Answer
$x=-\dfrac{3}{4}\pm\dfrac{\sqrt{17}}{4}$ satisfies the given conditions.
Work Step by Step
$y_{1}=-x^{2}+4x-2$ $,$ $y_{2}=-3x^{2}+x-1$ and $y_{1}-y_{2}=0$
If $y_{1}-y_{2}$ is equal to $0$, then $(-x^{2}+4x-2)-(-3x^{2}+x-1)$ is also equal to $0$.

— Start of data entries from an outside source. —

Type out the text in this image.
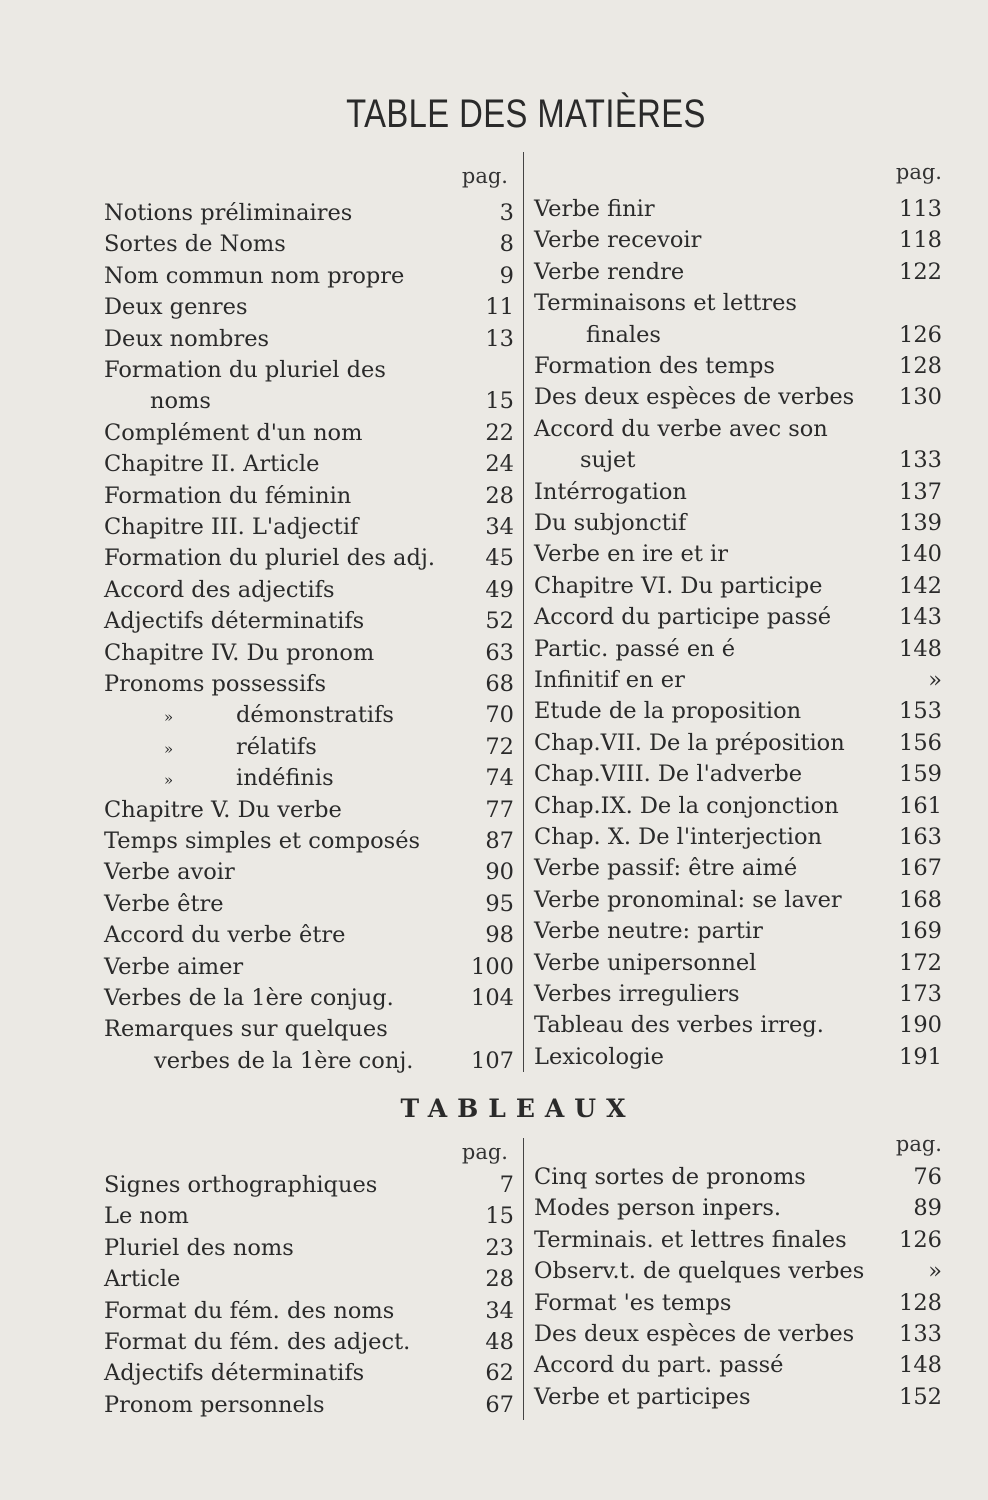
TABLE DES MATIÈRES
pag.
Notions préliminaires	3
Sortes de Noms	8
Nom commun nom propre	9
Deux genres	11
Deux nombres	13
Formation du pluriel des
noms	15
Complément d'un nom	22
Chapitre II. Article	24
Formation du féminin	28
Chapitre III. L'adjectif	34
Formation du pluriel des adj. 45
Accord des adjectifs	49
Adjectifs déterminatifs	52
Chapitre IV. Du pronom	63
Pronoms possessifs	68
»	démonstratifs	70
»	rélatifs	72
»	indéfinis	74
Chapitre V. Du verbe	77
Temps simples et composés	87
Verbe avoir	90
Verbe être	95
Accord du verbe être	98
Verbe aimer	100
Verbes de la 1ère conjug.	104
Remarques sur quelques
verbes de la 1ère conj.	107
pag.
Verbe finir	113
Verbe recevoir	118
Verbe rendre	122
Terminaisons et lettres
finales	126
Formation des temps	128
Des deux espèces de verbes 130
Accord du verbe avec son
sujet	133
Intérrogation	137
Du subjonctif	139
Verbe en ire et ir	140
Chapitre VI. Du participe	142
Accord du participe passé	143
Partic. passé en é	148
Infinitif en er	»
Etude de la proposition	153
Chap.VII. De la préposition 156
Chap.VIII. De l'adverbe	159
Chap.IX. De la conjonction	161
Chap. X. De l'interjection	163
Verbe passif: être aimé	167
Verbe pronominal: se laver	168
Verbe neutre: partir	169
Verbe unipersonnel	172
Verbes irreguliers	173
Tableau des verbes irreg.	190
Lexicologie	191
TABLEAUX
pag.
Signes orthographiques	7
Le nom	15
Pluriel des noms	23
Article	28
Format du fém. des noms	34
Format du fém. des adject.	48
Adjectifs déterminatifs	62
Pronom personnels	67
pag.
Cinq sortes de pronoms	76
Modes person inpers.	89
Terminais. et lettres finales 126
Observ.t. de quelques verbes	»
Format 'es temps	128
Des deux espèces de verbes 133
Accord du part. passé	148
Verbe et participes	152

$(-x^{2}+4x-2)-(-3x^{2}+x-1)=0$
Simplify:
$-x^{2}+4x-2+3x^{2}-x+1=0$
$2x^{2}+3x-1=0$
Use the quadratic formula to solve this equation. The formula is $x=\dfrac{-b\pm\sqrt{b^{2}-4ac}}{2a}$
In this case, $a=2$, $b=3$ and $c=-1$
Substitute the known values into the formula and evaluate:
$x=\dfrac{-3\pm\sqrt{3^{2}-4(2)(-1)}}{2(2)}=\dfrac{-3\pm\sqrt{9+8}}{4}=\dfrac{-3\pm\sqrt{17}}{4}=...$
$...=-\dfrac{3}{4}\pm\dfrac{\sqrt{17}}{4}$
$x=-\dfrac{3}{4}\pm\dfrac{\sqrt{17}}{4}$ satisfies the given conditions.